After his visit to EFTI, the American photographer Todd Hido gave us an interview before holding a workshop during the Masters in Contemporary Photography and Personal Projects.
Currently based in San Francisco but born in Ohio, his first assignment was to photograph American houses in residential neighbourhoods. ‘Homes at night’ are occupied homes, portrayed at night and cloistered in mystery due to the muggy haze that incites the act of voyeurism. They are long exposures. The fruition often comes during night car rides in which he leaves without a preconceived idea to capture an invasive and urban photograph that is loaded with the sensation of loneliness and no scape.
Perhaps the logical place to start, would be to get in to those spaces like hotel rooms or childhood spaces, and the next step, joying up characters.

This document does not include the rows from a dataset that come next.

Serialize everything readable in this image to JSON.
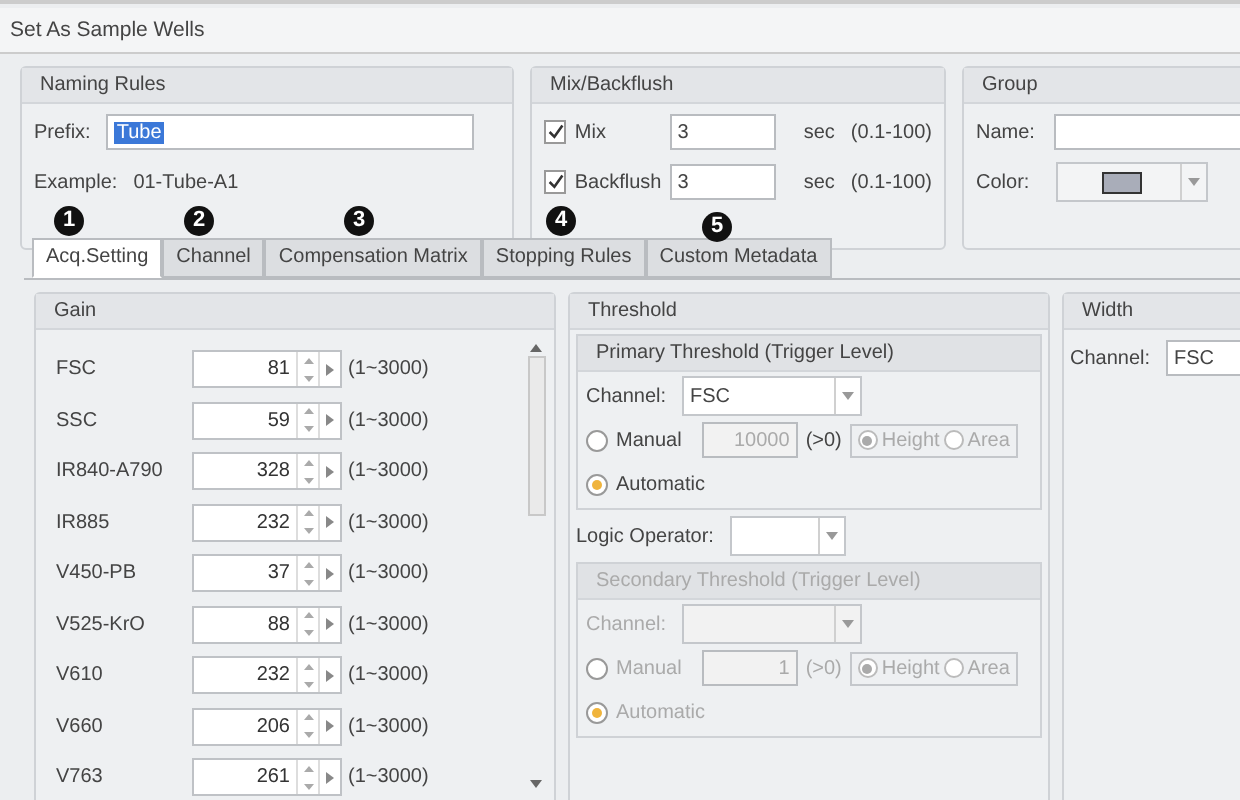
{
  "window": {
    "title": "Set As Sample Wells"
  },
  "naming_rules": {
    "title": "Naming Rules",
    "prefix_label": "Prefix:",
    "prefix_value": "Tube",
    "example_label": "Example:",
    "example_value": "01-Tube-A1"
  },
  "mix_backflush": {
    "title": "Mix/Backflush",
    "rows": [
      {
        "label": "Mix",
        "checked": true,
        "value": "3",
        "unit": "sec",
        "range": "(0.1-100)"
      },
      {
        "label": "Backflush",
        "checked": true,
        "value": "3",
        "unit": "sec",
        "range": "(0.1-100)"
      }
    ]
  },
  "group": {
    "title": "Group",
    "name_label": "Name:",
    "color_label": "Color:",
    "color": "#a9adb9"
  },
  "tabs": [
    {
      "label": "Acq.Setting",
      "selected": true
    },
    {
      "label": "Channel",
      "selected": false
    },
    {
      "label": "Compensation Matrix",
      "selected": false
    },
    {
      "label": "Stopping Rules",
      "selected": false
    },
    {
      "label": "Custom Metadata",
      "selected": false
    }
  ],
  "callouts": [
    {
      "text": "1"
    },
    {
      "text": "2"
    },
    {
      "text": "3"
    },
    {
      "text": "4"
    },
    {
      "text": "5"
    }
  ],
  "gain": {
    "title": "Gain",
    "rows": [
      {
        "name": "FSC",
        "value": "81",
        "range": "(1~3000)"
      },
      {
        "name": "SSC",
        "value": "59",
        "range": "(1~3000)"
      },
      {
        "name": "IR840-A790",
        "value": "328",
        "range": "(1~3000)"
      },
      {
        "name": "IR885",
        "value": "232",
        "range": "(1~3000)"
      },
      {
        "name": "V450-PB",
        "value": "37",
        "range": "(1~3000)"
      },
      {
        "name": "V525-KrO",
        "value": "88",
        "range": "(1~3000)"
      },
      {
        "name": "V610",
        "value": "232",
        "range": "(1~3000)"
      },
      {
        "name": "V660",
        "value": "206",
        "range": "(1~3000)"
      },
      {
        "name": "V763",
        "value": "261",
        "range": "(1~3000)"
      }
    ]
  },
  "threshold": {
    "title": "Threshold",
    "logic_label": "Logic Operator:",
    "sections": [
      {
        "title": "Primary Threshold (Trigger Level)",
        "disabled": false,
        "channel_label": "Channel:",
        "channel": "FSC",
        "manual_label": "Manual",
        "manual_selected": false,
        "manual_value": "10000",
        "hint": "(>0)",
        "height_label": "Height",
        "height_selected": true,
        "area_label": "Area",
        "area_selected": false,
        "auto_label": "Automatic",
        "auto_selected": true
      },
      {
        "title": "Secondary Threshold (Trigger Level)",
        "disabled": true,
        "channel_label": "Channel:",
        "manual_label": "Manual",
        "manual_selected": false,
        "manual_value": "1",
        "hint": "(>0)",
        "height_label": "Height",
        "height_selected": true,
        "area_label": "Area",
        "area_selected": false,
        "auto_label": "Automatic",
        "auto_selected": true
      }
    ]
  },
  "width": {
    "title": "Width",
    "channel_label": "Channel:",
    "channel": "FSC"
  }
}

Those spaces are part of his series ‘Interiors’, which relates to what the walls want to make us see. The walls are devoid of all kind of ornamentation and they only show what the author wants us to see or modifications with an objective of installing in us the emptiness, the melancholy and the loneliness that always appears in his work.
His portraits reflect the individuality of social behaviour without an apparent future. With women, that reflects nudity as both psychological and physical between four walls of neutral colours, which emphasise a defeated emotion and a non evident tension.
Todd Hido is probably one of the most recognized photographers of the present day. His work is in museums and institutions all around the world, such as the museums of Berkley, Cleveland, Chicago, Los Ángeles, Boston, George Eastman House, the Guggenheim of New York and a lengthy, etc. He has been awarded by the Fleishhacker Foundation and the Wallace Alex Gerbode Foundation. He has also relieved the Barclay Simpson Award and the best monographic of 2001 award. In his curriculum, he has over 30 solo exhibitions across the United States and part of Europe.